Na Kito Crosby (empresa que recentemente foi incorporada mundialmente ao grupo Columbus McKinnon) os Especialistas em Rigging compartilham anualmente as boas práticas de inspeção para milhares de trabalhadores. Participamos de SIPAT´s, DDS’s (diálogos diários de segurança) e realizamos gratuitamente palestras e capacitações para as maiores empresas do Brasil.
O Inspetor como Fiscal de Linha: Exigindo Rigor dos Fabricantes
O maior salto de maturidade em içamento de caras que um treinamento de alto nível proporciona ocorre quando o inspetor deixa de ser um “fiscal” passivo e se torna um agente fiscalizador da qualidade. Um inspetor tecnicamente qualificado passa a entender os requisitos de engenharia por trás de cada componente e assume o papel de exigir que os fabricantes produzam produtos que atendam estritamente às certificações necessárias ou bloquear a compra e o cadastro do fornecedor e da marca.
Esse trabalhador compreende que a segurança de uma operação não aceita improvisos ou componentes de procedência duvidosa. Ele aprende a auditar visual e documentalmente os materiais que chegam à empresa, recusando qualquer talha manual ou acessório que não apresente rastreabilidade clara ou que negligencie as diretrizes de fabricação estabelecidas por entidades globais de padronização, como a ASME (American Society of Mechanical Engineers) e as normas europeias (EN).
A Evidência nos Ensaios: A Garantia por Trás do Certificado
Para o inspetor treinado, um pedaço de metal ou uma cinta de poliéster carrega uma responsabilidade humana. Por isso, ele se torna apto a exigir que os fabricantes evidenciem que os rigorosos ensaios de tipo foram integralmente atendidos e validados. Esses ensaios são os testes definitivos que garantem o comportamento do material sob estresse extremo:
- Teste de Carga (Proof Load Test): Aplicação de uma força superior à carga de trabalho para garantir que o acessório não sofra deformações permanentes.

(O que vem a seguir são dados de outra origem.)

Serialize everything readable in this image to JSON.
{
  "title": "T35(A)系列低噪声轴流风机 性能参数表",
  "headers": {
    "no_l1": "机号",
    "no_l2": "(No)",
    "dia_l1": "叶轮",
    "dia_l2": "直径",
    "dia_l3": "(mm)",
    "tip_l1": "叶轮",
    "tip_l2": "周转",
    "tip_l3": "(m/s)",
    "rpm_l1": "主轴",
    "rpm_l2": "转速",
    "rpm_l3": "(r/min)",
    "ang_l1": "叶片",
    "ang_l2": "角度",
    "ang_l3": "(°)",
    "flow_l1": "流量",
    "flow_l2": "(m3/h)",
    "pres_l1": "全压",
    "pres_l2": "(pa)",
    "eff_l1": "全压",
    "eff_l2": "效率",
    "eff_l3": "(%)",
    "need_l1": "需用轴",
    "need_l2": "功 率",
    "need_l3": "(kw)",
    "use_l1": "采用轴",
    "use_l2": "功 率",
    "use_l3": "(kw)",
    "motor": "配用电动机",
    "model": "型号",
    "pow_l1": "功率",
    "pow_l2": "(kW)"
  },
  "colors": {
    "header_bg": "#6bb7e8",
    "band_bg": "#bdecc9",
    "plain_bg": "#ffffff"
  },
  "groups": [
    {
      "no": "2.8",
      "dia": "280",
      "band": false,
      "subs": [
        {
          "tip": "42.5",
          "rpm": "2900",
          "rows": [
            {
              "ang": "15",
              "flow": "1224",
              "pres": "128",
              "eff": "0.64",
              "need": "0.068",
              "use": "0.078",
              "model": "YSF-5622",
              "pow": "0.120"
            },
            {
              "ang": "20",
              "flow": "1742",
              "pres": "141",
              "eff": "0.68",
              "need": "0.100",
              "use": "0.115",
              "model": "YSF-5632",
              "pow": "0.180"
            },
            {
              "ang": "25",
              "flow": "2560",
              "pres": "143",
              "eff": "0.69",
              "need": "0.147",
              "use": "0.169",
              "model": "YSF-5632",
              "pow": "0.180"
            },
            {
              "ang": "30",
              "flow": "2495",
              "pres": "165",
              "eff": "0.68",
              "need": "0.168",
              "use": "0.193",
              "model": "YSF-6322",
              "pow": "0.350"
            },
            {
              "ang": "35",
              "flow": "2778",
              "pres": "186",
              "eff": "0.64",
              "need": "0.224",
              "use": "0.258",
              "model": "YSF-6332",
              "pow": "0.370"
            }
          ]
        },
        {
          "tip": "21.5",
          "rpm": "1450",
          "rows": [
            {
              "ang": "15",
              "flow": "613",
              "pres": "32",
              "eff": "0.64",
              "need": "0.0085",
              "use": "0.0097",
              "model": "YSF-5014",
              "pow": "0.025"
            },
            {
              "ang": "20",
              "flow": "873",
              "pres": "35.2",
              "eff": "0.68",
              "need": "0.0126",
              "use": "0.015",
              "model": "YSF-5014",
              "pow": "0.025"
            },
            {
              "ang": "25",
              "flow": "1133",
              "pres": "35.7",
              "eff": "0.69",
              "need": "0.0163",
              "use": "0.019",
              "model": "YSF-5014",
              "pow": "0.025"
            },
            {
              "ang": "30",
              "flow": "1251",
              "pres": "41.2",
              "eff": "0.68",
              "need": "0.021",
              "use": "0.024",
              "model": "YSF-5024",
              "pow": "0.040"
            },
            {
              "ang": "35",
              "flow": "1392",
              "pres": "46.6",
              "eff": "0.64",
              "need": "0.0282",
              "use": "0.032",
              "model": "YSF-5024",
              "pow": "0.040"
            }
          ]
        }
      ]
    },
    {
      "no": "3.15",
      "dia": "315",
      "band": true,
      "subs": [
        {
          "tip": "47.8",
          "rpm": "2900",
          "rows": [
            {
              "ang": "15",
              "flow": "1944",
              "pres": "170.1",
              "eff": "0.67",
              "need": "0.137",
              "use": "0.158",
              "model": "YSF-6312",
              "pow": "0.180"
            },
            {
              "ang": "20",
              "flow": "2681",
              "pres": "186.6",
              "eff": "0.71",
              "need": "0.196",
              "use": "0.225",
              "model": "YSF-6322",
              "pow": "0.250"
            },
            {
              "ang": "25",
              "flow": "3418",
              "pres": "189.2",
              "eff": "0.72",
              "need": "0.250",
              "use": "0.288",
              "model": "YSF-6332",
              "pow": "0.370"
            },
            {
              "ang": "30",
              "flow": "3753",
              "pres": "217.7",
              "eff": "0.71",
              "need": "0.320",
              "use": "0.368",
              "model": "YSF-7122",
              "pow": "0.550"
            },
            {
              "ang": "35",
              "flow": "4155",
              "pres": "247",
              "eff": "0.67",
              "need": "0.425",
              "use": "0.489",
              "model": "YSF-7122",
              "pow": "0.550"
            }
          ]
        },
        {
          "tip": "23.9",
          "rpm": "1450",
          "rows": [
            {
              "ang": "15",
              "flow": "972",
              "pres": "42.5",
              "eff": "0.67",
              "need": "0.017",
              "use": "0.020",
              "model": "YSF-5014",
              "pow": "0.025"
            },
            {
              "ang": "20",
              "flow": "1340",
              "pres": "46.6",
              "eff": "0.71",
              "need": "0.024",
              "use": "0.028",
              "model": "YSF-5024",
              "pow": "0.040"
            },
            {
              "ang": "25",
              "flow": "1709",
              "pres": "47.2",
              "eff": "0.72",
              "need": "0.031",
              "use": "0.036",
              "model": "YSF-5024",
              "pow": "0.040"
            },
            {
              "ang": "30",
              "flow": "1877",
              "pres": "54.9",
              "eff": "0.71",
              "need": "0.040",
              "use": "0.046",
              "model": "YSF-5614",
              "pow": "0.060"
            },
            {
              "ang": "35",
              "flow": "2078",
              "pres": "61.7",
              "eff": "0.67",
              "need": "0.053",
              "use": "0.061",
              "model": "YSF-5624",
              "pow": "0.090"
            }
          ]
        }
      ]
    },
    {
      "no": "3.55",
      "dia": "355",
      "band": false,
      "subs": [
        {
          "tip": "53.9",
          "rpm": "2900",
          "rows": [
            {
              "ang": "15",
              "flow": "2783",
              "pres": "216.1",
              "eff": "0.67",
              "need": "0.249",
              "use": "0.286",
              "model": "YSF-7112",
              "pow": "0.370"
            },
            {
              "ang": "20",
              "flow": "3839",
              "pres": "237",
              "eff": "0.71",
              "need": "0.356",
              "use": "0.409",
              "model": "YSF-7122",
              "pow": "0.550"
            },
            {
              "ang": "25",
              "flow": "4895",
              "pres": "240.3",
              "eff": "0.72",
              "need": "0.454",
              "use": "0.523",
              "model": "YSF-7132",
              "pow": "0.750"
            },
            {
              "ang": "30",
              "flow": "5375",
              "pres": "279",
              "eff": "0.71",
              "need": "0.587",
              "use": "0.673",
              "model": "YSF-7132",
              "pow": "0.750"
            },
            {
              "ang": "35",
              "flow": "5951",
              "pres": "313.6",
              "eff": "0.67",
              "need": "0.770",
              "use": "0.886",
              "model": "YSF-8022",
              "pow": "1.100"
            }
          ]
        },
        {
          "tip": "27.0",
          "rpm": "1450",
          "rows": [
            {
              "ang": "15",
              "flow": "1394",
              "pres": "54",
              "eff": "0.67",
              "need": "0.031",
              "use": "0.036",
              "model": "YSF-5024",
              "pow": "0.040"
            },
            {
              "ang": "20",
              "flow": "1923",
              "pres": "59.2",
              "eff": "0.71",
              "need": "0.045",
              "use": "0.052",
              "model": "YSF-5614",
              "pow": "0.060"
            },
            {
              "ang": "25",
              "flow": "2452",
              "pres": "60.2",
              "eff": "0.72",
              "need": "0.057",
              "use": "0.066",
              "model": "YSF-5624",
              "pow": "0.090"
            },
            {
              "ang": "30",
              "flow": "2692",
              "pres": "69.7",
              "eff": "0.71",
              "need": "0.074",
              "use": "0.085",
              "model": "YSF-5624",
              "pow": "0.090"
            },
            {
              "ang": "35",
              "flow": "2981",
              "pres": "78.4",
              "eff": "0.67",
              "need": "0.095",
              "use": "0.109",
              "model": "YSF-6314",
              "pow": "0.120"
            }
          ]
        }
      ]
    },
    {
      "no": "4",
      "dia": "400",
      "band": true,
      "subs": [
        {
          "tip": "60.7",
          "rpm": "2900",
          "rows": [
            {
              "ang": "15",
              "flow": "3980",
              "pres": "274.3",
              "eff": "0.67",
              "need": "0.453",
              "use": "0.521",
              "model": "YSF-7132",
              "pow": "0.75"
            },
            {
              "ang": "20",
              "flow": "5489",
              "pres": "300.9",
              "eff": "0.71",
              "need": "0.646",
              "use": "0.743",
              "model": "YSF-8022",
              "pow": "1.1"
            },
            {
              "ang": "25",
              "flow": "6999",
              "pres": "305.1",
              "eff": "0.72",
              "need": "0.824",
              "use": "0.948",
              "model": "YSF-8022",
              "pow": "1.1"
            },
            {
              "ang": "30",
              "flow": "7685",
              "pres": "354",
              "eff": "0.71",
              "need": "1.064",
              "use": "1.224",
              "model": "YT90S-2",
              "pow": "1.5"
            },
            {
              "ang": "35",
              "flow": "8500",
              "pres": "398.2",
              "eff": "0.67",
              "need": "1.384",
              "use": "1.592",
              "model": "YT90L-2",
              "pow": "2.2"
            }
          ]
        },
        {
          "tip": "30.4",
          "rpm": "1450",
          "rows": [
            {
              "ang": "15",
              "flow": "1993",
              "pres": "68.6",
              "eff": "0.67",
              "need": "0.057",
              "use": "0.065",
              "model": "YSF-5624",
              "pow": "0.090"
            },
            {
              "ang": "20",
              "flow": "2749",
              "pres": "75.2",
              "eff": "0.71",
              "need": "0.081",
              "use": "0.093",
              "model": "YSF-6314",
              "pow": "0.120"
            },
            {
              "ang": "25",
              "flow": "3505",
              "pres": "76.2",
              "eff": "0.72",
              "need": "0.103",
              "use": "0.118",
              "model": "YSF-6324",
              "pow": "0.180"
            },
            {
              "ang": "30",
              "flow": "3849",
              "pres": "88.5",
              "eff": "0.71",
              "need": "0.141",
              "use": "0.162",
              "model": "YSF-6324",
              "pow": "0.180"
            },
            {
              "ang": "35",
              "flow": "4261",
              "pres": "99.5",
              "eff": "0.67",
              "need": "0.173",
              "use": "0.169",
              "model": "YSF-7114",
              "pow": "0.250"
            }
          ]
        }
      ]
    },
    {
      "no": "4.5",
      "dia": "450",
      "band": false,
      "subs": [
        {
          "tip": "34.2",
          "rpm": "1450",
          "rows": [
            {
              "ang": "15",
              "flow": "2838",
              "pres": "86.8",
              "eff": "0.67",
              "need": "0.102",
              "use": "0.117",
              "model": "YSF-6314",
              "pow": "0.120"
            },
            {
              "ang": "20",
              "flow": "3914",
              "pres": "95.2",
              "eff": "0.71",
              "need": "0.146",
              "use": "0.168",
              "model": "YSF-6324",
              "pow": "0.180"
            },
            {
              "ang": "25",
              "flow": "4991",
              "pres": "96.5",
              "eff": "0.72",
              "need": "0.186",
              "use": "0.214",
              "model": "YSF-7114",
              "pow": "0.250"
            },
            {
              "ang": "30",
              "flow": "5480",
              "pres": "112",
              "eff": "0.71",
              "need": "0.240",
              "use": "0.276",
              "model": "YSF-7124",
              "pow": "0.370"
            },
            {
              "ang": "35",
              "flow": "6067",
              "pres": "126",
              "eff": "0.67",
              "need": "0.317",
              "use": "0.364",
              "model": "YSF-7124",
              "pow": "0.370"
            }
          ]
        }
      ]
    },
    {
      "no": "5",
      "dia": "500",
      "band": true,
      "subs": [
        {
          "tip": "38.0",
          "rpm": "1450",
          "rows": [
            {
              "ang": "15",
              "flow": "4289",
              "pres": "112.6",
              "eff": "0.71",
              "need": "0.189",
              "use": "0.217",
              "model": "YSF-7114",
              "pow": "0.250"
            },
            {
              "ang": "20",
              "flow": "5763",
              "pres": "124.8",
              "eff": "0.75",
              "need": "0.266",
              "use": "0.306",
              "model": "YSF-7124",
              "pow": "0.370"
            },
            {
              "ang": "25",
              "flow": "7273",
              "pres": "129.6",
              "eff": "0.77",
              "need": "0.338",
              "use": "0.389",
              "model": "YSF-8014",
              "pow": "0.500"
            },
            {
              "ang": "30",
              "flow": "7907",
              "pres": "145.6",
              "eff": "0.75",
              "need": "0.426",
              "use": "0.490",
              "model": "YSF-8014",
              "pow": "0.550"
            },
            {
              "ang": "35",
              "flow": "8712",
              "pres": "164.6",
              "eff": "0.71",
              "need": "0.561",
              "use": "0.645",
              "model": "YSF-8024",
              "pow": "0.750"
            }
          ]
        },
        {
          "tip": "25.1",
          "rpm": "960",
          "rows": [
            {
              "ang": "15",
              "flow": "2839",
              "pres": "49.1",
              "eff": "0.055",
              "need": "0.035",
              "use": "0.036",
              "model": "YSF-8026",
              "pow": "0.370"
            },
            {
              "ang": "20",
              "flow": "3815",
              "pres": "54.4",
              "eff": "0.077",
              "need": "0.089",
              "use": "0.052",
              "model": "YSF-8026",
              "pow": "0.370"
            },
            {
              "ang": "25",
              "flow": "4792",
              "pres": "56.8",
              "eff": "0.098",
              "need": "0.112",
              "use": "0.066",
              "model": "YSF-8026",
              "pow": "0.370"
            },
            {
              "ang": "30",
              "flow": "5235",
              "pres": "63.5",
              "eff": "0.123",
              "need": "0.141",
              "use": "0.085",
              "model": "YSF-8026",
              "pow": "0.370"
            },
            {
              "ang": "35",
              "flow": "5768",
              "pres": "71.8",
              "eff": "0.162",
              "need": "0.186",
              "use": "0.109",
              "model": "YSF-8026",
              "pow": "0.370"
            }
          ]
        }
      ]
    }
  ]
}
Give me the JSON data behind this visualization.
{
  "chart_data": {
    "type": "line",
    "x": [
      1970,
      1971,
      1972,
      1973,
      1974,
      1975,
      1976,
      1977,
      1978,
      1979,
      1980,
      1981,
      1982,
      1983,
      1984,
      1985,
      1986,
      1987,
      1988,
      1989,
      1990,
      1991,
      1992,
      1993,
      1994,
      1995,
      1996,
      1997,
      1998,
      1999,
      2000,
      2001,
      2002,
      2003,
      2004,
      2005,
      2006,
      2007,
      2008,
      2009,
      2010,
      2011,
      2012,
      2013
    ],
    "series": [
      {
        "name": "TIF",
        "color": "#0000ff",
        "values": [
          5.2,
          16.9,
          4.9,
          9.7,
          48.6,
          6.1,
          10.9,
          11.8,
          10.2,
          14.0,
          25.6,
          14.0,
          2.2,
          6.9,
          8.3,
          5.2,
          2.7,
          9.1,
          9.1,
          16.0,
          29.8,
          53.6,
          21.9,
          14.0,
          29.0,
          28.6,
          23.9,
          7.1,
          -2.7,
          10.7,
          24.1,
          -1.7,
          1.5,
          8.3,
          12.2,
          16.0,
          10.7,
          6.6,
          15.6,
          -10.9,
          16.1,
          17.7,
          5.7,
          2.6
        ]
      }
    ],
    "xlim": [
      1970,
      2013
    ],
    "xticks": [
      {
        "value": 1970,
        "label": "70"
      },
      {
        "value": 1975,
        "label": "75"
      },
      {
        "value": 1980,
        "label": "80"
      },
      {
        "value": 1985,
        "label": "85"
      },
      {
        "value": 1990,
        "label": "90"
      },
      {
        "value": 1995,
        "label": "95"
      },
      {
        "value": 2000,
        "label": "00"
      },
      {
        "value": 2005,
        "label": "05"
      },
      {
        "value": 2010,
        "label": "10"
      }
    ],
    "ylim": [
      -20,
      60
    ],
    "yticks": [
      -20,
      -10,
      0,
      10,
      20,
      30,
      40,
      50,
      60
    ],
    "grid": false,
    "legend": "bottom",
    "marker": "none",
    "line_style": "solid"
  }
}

- Teste de Ruptura Mínima (Minimum Breaking Load): Verificação do fator de segurança real do componente, assegurando que ele suporte os múltiplos exigidos por norma técnica antes de colapsar.
- Teste de Fadiga: Submissão do material a milhares de ciclos contínuos de carga e descarga para mapear a resistência do metal ao longo do tempo de uso.
A grande virada de chave no mercado é que este inspetor instruído sabe que tais testes não podem ser validados apenas por relatórios internos do próprio fabricante. Ele passa a exigir a chancela de certificações independentes, emitidas por órgãos de credibilidade e auditoria mundial, como a DNV (Det Norske Veritas) e chancelas de conformidade internacional alinhadas aos rigorosos padrões da OSHA (Occupational Safety and Health Administration).
Conclusão: O Ciclo da Qualidade na Movimentação de Cargas no Brasil
Promover treinamentos profundos e contínuos cria um círculo virtuoso na área de içamento de cargas no país. Empresas que capacitam seus profissionais blindam suas operações contra falhas humanas e técnicas. Por sua vez, trabalhadores conscientes e munidos de conhecimento normativo elevam a régua do mercado, forçando a cadeia de suprimentos e os fabricantes de acessórios e de talhas manuais a fornecerem apenas o que há de mais seguro e certificado no mundo. No final, a cultura de segurança deixa de ser um discurso corporativo e se torna a prática diária que sustenta o progresso do setor.